J’ai dit à mon cœur, | à mon faible cœur :
N’est-ce point assez | de tant de tristesse ?
Et ne vois-tu pas | que changer sans cesse,
C’est à chaque pas | trouver la douleur ?

(Musset, Chanson)

Le décasyllabe était en ancien français le vers de l’épopée. Aux xive et xve siècles il est le vers commun, c’est-à-dire le plus usité dans presque tous les genres ; très employé encore au xvie siècle, il perd beaucoup de terrain au xviie, remplacé presque partout par l’alexandrin, et le xixe siècle ne s’en sert plus qu’exceptionnellement.

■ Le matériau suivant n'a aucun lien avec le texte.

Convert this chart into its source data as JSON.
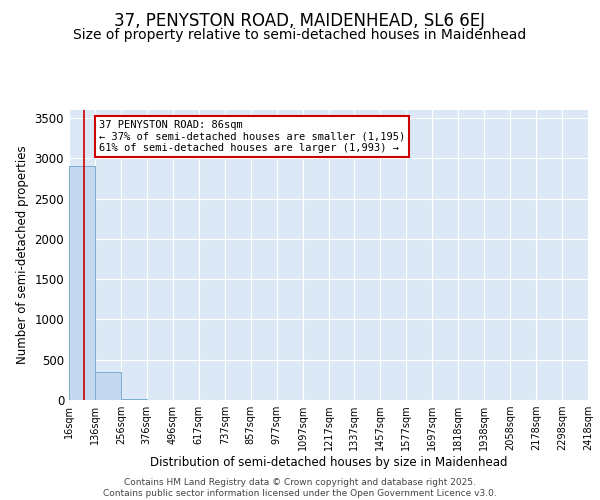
{
  "title": "37, PENYSTON ROAD, MAIDENHEAD, SL6 6EJ",
  "subtitle": "Size of property relative to semi-detached houses in Maidenhead",
  "xlabel": "Distribution of semi-detached houses by size in Maidenhead",
  "ylabel": "Number of semi-detached properties",
  "bin_edges": [
    16,
    136,
    256,
    376,
    496,
    617,
    737,
    857,
    977,
    1097,
    1217,
    1337,
    1457,
    1577,
    1697,
    1818,
    1938,
    2058,
    2178,
    2298,
    2418
  ],
  "bin_labels": [
    "16sqm",
    "136sqm",
    "256sqm",
    "376sqm",
    "496sqm",
    "617sqm",
    "737sqm",
    "857sqm",
    "977sqm",
    "1097sqm",
    "1217sqm",
    "1337sqm",
    "1457sqm",
    "1577sqm",
    "1697sqm",
    "1818sqm",
    "1938sqm",
    "2058sqm",
    "2178sqm",
    "2298sqm",
    "2418sqm"
  ],
  "bar_heights": [
    2900,
    350,
    10,
    0,
    0,
    0,
    0,
    0,
    0,
    0,
    0,
    0,
    0,
    0,
    0,
    0,
    0,
    0,
    0,
    0
  ],
  "bar_color": "#c5d8ef",
  "bar_edge_color": "#7aadcf",
  "property_size": 86,
  "property_line_color": "#cc0000",
  "annotation_title": "37 PENYSTON ROAD: 86sqm",
  "annotation_line1": "← 37% of semi-detached houses are smaller (1,195)",
  "annotation_line2": "61% of semi-detached houses are larger (1,993) →",
  "annotation_box_color": "#ffffff",
  "annotation_box_edge_color": "#cc0000",
  "ylim": [
    0,
    3600
  ],
  "yticks": [
    0,
    500,
    1000,
    1500,
    2000,
    2500,
    3000,
    3500
  ],
  "background_color": "#dce8f5",
  "fig_background": "#ffffff",
  "footer_line1": "Contains HM Land Registry data © Crown copyright and database right 2025.",
  "footer_line2": "Contains public sector information licensed under the Open Government Licence v3.0.",
  "title_fontsize": 12,
  "subtitle_fontsize": 10,
  "footer_fontsize": 6.5
}
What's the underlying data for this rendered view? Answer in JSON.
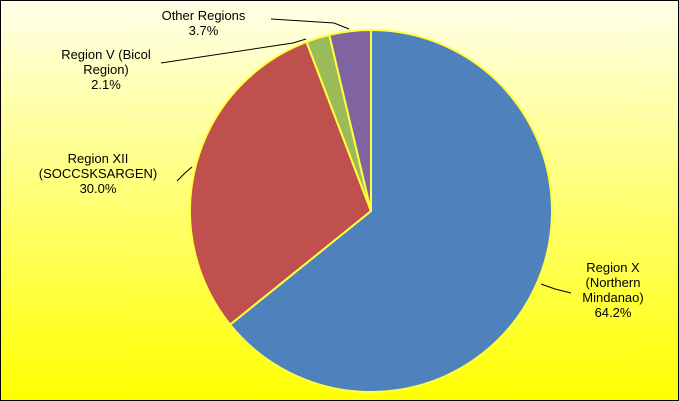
{
  "chart_data": {
    "type": "pie",
    "categories": [
      "Region X (Northern Mindanao)",
      "Region XII (SOCCSKSARGEN)",
      "Region V (Bicol Region)",
      "Other Regions"
    ],
    "values": [
      64.2,
      30.0,
      2.1,
      3.7
    ],
    "value_labels": [
      "64.2%",
      "30.0%",
      "2.1%",
      "3.7%"
    ],
    "colors": [
      "#4f81bd",
      "#c0504d",
      "#9bbb59",
      "#8064a2"
    ]
  }
}
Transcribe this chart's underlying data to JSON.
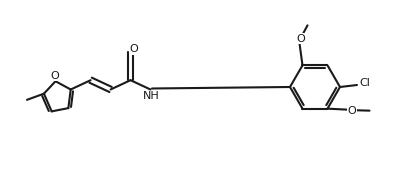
{
  "bg": "#ffffff",
  "lc": "#1a1a1a",
  "lw": 1.5,
  "fs": 8.0,
  "xlim": [
    0,
    42
  ],
  "ylim": [
    0,
    17.5
  ]
}
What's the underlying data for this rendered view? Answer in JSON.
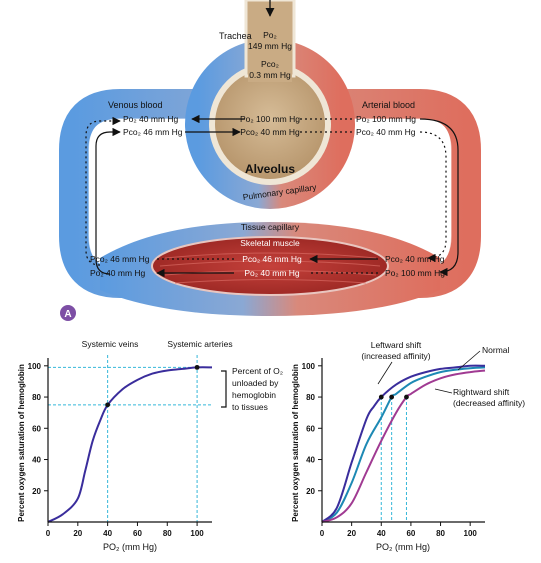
{
  "colors": {
    "venous": "#5b9be0",
    "venous_dark": "#3b7bd0",
    "arterial": "#de6e5e",
    "arterial_dark": "#c4493e",
    "alveolus": "#c9ab84",
    "muscle": "#b8332e",
    "normal": "#1d89b4",
    "left": "#3a2d9c",
    "right": "#a03a92",
    "guide": "#35b7d9",
    "panel_marker": "#7d4fa5"
  },
  "diagram": {
    "trachea": "Trachea",
    "trachea_po2": "Po₂",
    "trachea_po2_val": "149 mm Hg",
    "trachea_pco2": "Pco₂",
    "trachea_pco2_val": "0.3 mm Hg",
    "venous_blood": "Venous blood",
    "arterial_blood": "Arterial blood",
    "venous_po2": "Po₂ 40 mm Hg",
    "venous_pco2": "Pco₂ 46 mm Hg",
    "alv_po2": "Po₂ 100 mm Hg",
    "alv_pco2": "Pco₂ 40 mm Hg",
    "art_po2": "Po₂ 100 mm Hg",
    "art_pco2": "Pco₂ 40 mm Hg",
    "alveolus": "Alveolus",
    "pulmonary_capillary": "Pulmonary capillary",
    "tissue_capillary": "Tissue capillary",
    "skeletal_muscle": "Skeletal muscle",
    "tis_left_pco2": "Pco₂ 46 mm Hg",
    "tis_left_po2": "Po₂ 40 mm Hg",
    "mus_pco2": "Pco₂ 46 mm Hg",
    "mus_po2": "Po₂ 40 mm Hg",
    "tis_right_pco2": "Pco₂ 40 mm Hg",
    "tis_right_po2": "Po₂ 100 mm Hg",
    "panel_label": "A"
  },
  "chart_data": [
    {
      "type": "line",
      "xlabel": "PO₂ (mm Hg)",
      "ylabel": "Percent oxygen saturation of hemoglobin",
      "xlim": [
        0,
        110
      ],
      "ylim": [
        0,
        105
      ],
      "xticks": [
        0,
        20,
        40,
        60,
        80,
        100
      ],
      "yticks": [
        20,
        40,
        60,
        80,
        100
      ],
      "series": [
        {
          "x": [
            0,
            10,
            20,
            25,
            30,
            35,
            40,
            50,
            60,
            70,
            80,
            90,
            100,
            110
          ],
          "y": [
            0,
            5,
            15,
            33,
            52,
            65,
            75,
            85,
            91,
            95,
            97,
            98,
            99,
            99
          ]
        }
      ],
      "markers": [
        {
          "x": 40,
          "y": 75
        },
        {
          "x": 100,
          "y": 99
        }
      ],
      "annotations": {
        "systemic_veins": "Systemic veins",
        "systemic_arteries": "Systemic arteries",
        "percent_unloaded_1": "Percent of O₂",
        "percent_unloaded_2": "unloaded by",
        "percent_unloaded_3": "hemoglobin",
        "percent_unloaded_4": "to tissues"
      }
    },
    {
      "type": "line",
      "xlabel": "PO₂ (mm Hg)",
      "ylabel": "Percent oxygen saturation of hemoglobin",
      "xlim": [
        0,
        110
      ],
      "ylim": [
        0,
        105
      ],
      "xticks": [
        0,
        20,
        40,
        60,
        80,
        100
      ],
      "yticks": [
        20,
        40,
        60,
        80,
        100
      ],
      "series": [
        {
          "name": "Normal",
          "x": [
            0,
            10,
            20,
            30,
            40,
            47,
            50,
            60,
            70,
            80,
            90,
            100,
            110
          ],
          "y": [
            0,
            6,
            25,
            50,
            67,
            80,
            82,
            89,
            93,
            96,
            97.5,
            98.5,
            99
          ]
        },
        {
          "name": "Leftward shift",
          "x": [
            0,
            10,
            20,
            30,
            35,
            40,
            50,
            60,
            70,
            80,
            90,
            100,
            110
          ],
          "y": [
            0,
            9,
            38,
            66,
            74,
            80,
            88,
            93,
            96,
            98,
            99,
            100,
            100
          ]
        },
        {
          "name": "Rightward shift",
          "x": [
            0,
            10,
            20,
            30,
            40,
            50,
            57,
            60,
            70,
            80,
            90,
            100,
            110
          ],
          "y": [
            0,
            3,
            12,
            32,
            52,
            70,
            80,
            82,
            88,
            92,
            94.5,
            96,
            97
          ]
        }
      ],
      "markers": [
        {
          "x": 40,
          "y": 80
        },
        {
          "x": 47,
          "y": 80
        },
        {
          "x": 57,
          "y": 80
        }
      ],
      "annotations": {
        "left_1": "Leftward shift",
        "left_2": "(increased affinity)",
        "normal": "Normal",
        "right_1": "Rightward shift",
        "right_2": "(decreased affinity)"
      }
    }
  ]
}
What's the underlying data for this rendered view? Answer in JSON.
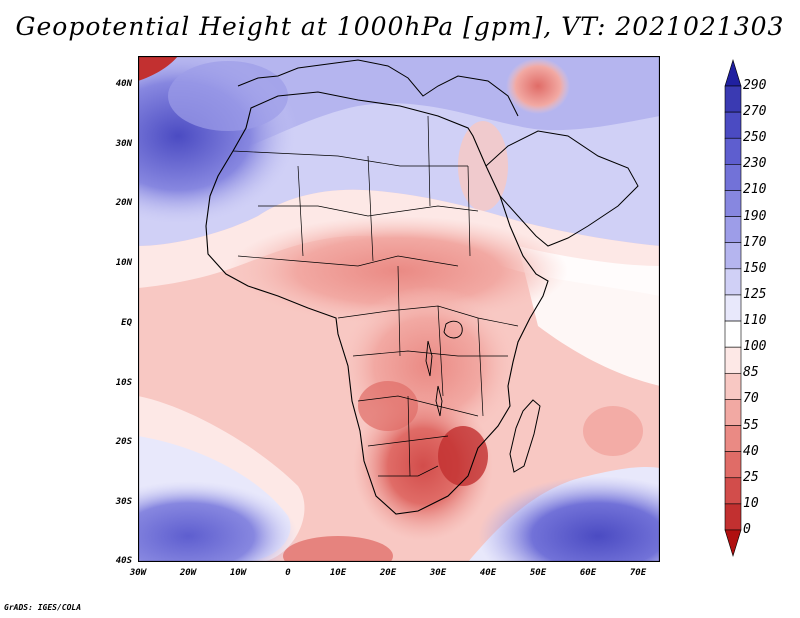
{
  "title": "Geopotential Height at 1000hPa [gpm], VT: 2021021303",
  "footer": "GrADS: IGES/COLA",
  "lat_labels": [
    "40N",
    "30N",
    "20N",
    "10N",
    "EQ",
    "10S",
    "20S",
    "30S",
    "40S"
  ],
  "lon_labels": [
    "30W",
    "20W",
    "10W",
    "0",
    "10E",
    "20E",
    "30E",
    "40E",
    "50E",
    "60E",
    "70E"
  ],
  "colorbar": {
    "labels": [
      "290",
      "270",
      "250",
      "230",
      "210",
      "190",
      "170",
      "150",
      "125",
      "110",
      "100",
      "85",
      "70",
      "55",
      "40",
      "25",
      "10",
      "0"
    ],
    "colors": [
      "#2b2b9e",
      "#3a3ab2",
      "#4b4bc2",
      "#5e5ecf",
      "#7272d8",
      "#8787e0",
      "#9d9de8",
      "#b5b5ef",
      "#d0d0f6",
      "#e8e8fb",
      "#ffffff",
      "#fde8e6",
      "#f8c8c3",
      "#f2a9a3",
      "#ea8a84",
      "#e06c67",
      "#d24d4b",
      "#c23030",
      "#b01818"
    ],
    "top_arrow_color": "#2020a0",
    "bottom_arrow_color": "#b01010"
  }
}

Le vers de huit syllabes. — Le vers de huit syllabes n’a pas de césure en ancien français, mais il a toujours au moins une syllabe fortement accentuée dans l’intérieur. En français moderne il a une coupe libre, quelquefois deux :

Ô dieux ! | ô bergers ! | ô rocailles !
Vieux Saty|res, Termes grognons ;
Vieux petits ifs | en rang d’oignons,
Ô bassins, | quincon|ces, charmilles !

(Musset, Sur trois marches de marbre rose)

Aussi usité en ancien français que le vers de dix syllabes, l’octosyllabe a moins perdu de nos jours que son concurrent. Vers de la poésie narrative, didactique, dramatique au moyen âge, il devient essentiellement le vers lyrique au xvie siècle, le vers de l’ode, et garde cette fonction aux xviie, xviiie et xixe siècles, sans cesser pour cela de servir toujours pour la poésie légère.